色彩のない世界に、彼が「見た」ものは。
「ザ・ウォーカー」
原題;The Book of Eli
あらゆる文明が崩壊した近未来の地球。イーライと名乗る男(デンゼル・ワシントン)は、世界でたった1冊残る本を運び、30年間、ただひたすら西へ向かって旅をしていた。そんな彼の前に、その1冊の本を探し続ける独裁者・カーネギーが現れる……。(映画.comより転記)
これもまーったく自分で見ようともしなかったものを例の如く、オススメされて見たもの。この映画の存在自体知らなかった。私の作品チョイスで最初に抜け落ちるのが、「近未来」や「アクション」なもので…。
大体どんな作品でも寡黙な「漢」を演じるデンゼル・ワシントンが、この作品でも違わず、物静かで、何かある男イーライを演じている。彼はひたすら歩く。文明が果てた地(だけどそこはかつてのアメリカ以外の何物でもない)を突き進む。その行く先々で、何かしらの邪魔が入り、それをゴルゴ13並みにクリアしていく。一冊の本を携えて。
思ったよりストーリーは深くて、その一冊の本を巡り、ゲーリー・オールドマン扮する独裁者カーネギーが出てくるあたりから、面白くなってくる。彼はかつてのどんな文明利器より、その本が喉から手が出るほど欲しい。その本というのが、何となく途中から、アレなんだろうなというのがわかってくる。

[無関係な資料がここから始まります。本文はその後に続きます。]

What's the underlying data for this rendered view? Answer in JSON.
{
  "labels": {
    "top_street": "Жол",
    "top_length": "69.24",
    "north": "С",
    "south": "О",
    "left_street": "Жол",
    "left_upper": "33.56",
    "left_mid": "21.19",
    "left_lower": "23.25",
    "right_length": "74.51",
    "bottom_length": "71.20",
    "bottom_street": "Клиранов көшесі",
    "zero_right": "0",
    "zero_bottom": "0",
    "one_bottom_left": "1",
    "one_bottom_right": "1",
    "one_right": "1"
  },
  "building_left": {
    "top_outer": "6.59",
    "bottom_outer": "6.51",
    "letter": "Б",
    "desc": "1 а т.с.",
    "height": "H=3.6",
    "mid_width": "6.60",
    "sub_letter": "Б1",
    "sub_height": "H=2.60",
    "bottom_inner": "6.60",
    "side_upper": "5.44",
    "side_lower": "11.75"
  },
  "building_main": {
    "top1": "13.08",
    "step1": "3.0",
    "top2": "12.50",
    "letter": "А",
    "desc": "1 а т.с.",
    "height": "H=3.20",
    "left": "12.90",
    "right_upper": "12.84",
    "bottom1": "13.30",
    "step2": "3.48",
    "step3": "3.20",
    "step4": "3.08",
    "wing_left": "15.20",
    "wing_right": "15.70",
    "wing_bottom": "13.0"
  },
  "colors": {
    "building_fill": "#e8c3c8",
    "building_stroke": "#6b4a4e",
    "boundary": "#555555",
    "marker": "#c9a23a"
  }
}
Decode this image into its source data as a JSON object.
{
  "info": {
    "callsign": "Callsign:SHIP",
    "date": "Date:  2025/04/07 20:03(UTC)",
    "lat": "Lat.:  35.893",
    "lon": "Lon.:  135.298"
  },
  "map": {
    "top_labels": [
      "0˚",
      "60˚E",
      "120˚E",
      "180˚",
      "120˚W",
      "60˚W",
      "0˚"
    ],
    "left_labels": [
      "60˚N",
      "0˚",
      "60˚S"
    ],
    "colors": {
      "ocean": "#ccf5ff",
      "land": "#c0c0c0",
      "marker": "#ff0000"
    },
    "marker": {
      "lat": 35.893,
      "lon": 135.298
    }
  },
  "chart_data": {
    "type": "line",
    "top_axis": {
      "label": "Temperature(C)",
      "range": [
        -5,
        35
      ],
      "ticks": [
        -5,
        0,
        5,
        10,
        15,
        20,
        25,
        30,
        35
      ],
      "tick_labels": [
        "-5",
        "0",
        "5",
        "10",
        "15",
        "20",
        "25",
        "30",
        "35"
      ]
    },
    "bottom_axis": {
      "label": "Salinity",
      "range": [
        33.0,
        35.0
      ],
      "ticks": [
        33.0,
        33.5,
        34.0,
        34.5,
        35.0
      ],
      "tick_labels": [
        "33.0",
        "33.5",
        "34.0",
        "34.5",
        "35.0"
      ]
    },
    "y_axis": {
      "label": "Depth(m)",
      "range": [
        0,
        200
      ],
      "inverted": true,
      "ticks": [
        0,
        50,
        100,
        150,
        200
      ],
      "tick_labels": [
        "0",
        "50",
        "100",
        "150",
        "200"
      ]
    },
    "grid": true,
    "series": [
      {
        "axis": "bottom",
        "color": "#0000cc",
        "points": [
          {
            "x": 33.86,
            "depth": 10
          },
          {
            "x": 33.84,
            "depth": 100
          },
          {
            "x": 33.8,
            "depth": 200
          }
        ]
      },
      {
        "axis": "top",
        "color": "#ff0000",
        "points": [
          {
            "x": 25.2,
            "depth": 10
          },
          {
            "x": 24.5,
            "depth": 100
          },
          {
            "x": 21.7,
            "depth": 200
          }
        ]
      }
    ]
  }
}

当たり前のように人々の生活の根底にあって、生きる指針となるものが、全て消え去ってしまった時、人はどうなってしまうのか。ソレがなければ、人は「野蛮」に成り果ててしまうのか。ということが、描かれているわけだけども、まぁ何て言うか大多数の日本人には、パーフェクトに理解することは難しいテーマだなと思った。もちろん私も含めて。
と書いたら、気づいてもらえると思うけど、とある宗教が絡んだお話です。
深い内容と言った割に、私のレビューが全く深くないけれども、文明の破壊された地は、水は枯渇し、砂埃に塗れ、人々は色のない世界に住み慣れてしまっている。イーライは、そんな中、誰もが忘れ去ってしまっている言葉が綴られた本を手に、多分、ある種の希望を秘めて旅していたんだろうなと思う。それは、彼にしかできなかったこと。色彩のない世界で、彼は確かなものだけを「見据えて」西へ、西へと向かっていった。なぜ、タイトルの「見た」と、前述の「見据えて」を強調したかは、ストーリーを最後までご覧いただければ、わかるかと。
相変わらずデンゼル・ワシントンは必要最低限のことしか口にしない役で、その周りがわりかしギャーギャー言う感じも他の作品と変わらないなぁと思ったけど、それにしてもミラ・クニスは可愛かったし、チャーチル役じゃなくて、こんな感じのゲーリー・オールドマンの方がやっぱり好きだなと思った。
2018年33本目。Netflixにて。